Noch vor kurzem entgegneten Branchen-Insider auf den Hinweis, dass die astronomischen Bewertungen zahlreicher Fintech-Startups mit der Realität bzw. den Fundamentaldaten kaum in Einklang stünden und dies sichere Anzeichen für eine Blase seien, die bald platzen müsse, dass es diesmal anders sei. Dem ist jedoch nicht so[1]Vgl. dazu: This Time Is Different: Eight Centuries of Financial Folly.

Der für Startups und Risikokapital zuständige Redakteur der New York Times, Erin Griffith, erkennt in der Kombination aus wirtschaftlicher Angst und hoher Inflation eine neue Situation. Das gilt vor allem für die Technologiebranche, die bis dato noch keine solche Kombination von wirtschaftlichen Belastungen erlebt habe. Nach dem Hype seit 2020 könnte sich jetzt herausstellen, dass es eine Reihe von Unternehmen gibt, die nicht annähernd das wert sind, was sie vor ein oder zwei Jahren wert waren. Andere wiederum, die von Anfang an wackelig waren, könnten eine Marktkontraktion nicht überstehen[2]It’s Doom Times in Tech.

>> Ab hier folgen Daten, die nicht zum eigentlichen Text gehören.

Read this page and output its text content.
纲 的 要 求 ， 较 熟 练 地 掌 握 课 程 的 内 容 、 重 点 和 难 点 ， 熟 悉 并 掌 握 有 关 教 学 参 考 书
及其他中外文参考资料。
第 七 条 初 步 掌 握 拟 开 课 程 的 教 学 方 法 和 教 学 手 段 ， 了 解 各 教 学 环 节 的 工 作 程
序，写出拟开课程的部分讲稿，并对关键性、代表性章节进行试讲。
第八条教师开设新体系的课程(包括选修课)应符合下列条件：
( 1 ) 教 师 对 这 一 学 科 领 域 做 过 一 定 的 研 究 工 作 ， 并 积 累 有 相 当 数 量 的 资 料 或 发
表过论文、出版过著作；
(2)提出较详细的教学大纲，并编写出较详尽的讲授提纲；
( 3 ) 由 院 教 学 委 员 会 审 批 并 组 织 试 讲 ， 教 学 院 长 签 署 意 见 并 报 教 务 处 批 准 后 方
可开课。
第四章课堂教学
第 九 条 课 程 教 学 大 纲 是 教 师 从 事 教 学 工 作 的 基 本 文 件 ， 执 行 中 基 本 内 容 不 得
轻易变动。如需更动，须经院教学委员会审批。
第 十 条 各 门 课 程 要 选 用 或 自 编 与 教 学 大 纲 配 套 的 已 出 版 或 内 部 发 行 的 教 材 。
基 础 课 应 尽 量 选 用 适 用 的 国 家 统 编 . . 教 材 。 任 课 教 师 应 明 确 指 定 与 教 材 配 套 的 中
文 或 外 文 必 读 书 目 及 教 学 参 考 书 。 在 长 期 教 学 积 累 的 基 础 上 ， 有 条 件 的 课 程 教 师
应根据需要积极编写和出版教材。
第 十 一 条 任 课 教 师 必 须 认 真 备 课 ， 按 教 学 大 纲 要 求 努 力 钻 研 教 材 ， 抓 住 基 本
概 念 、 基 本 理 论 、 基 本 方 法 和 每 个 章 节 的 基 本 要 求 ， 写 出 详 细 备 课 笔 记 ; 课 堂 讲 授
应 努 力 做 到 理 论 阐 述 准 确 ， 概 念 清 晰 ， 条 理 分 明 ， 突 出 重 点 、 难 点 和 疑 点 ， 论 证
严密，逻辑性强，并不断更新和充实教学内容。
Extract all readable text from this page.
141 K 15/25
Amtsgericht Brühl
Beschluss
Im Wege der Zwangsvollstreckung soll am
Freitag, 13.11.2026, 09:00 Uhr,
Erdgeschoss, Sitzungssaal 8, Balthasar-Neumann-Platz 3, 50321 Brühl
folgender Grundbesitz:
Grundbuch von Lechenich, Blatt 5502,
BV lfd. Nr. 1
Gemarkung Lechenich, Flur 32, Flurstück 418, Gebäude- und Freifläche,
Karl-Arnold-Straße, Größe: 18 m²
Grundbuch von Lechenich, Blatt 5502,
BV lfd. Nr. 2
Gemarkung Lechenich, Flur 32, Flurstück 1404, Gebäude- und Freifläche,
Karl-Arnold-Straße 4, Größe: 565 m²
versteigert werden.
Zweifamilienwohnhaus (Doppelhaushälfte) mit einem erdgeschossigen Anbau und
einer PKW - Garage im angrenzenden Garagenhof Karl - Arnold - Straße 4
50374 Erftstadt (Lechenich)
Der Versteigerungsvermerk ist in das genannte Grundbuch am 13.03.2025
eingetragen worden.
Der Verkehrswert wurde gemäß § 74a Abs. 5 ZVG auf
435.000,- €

Schnell wachsende Start-ups brauchen das Vertrauen von Investoren, Kunden und Mitarbeitern, um den Schwung aufrechtzuerhalten. Wenn diese Entwicklung ins Stocken gerät, kann dies das Aus für die Unternehmen bedeuten, so Griffith. Der Fall des Zahlungsunternehmens Fast, das hunderte von Millionen Dollar wert war, in S…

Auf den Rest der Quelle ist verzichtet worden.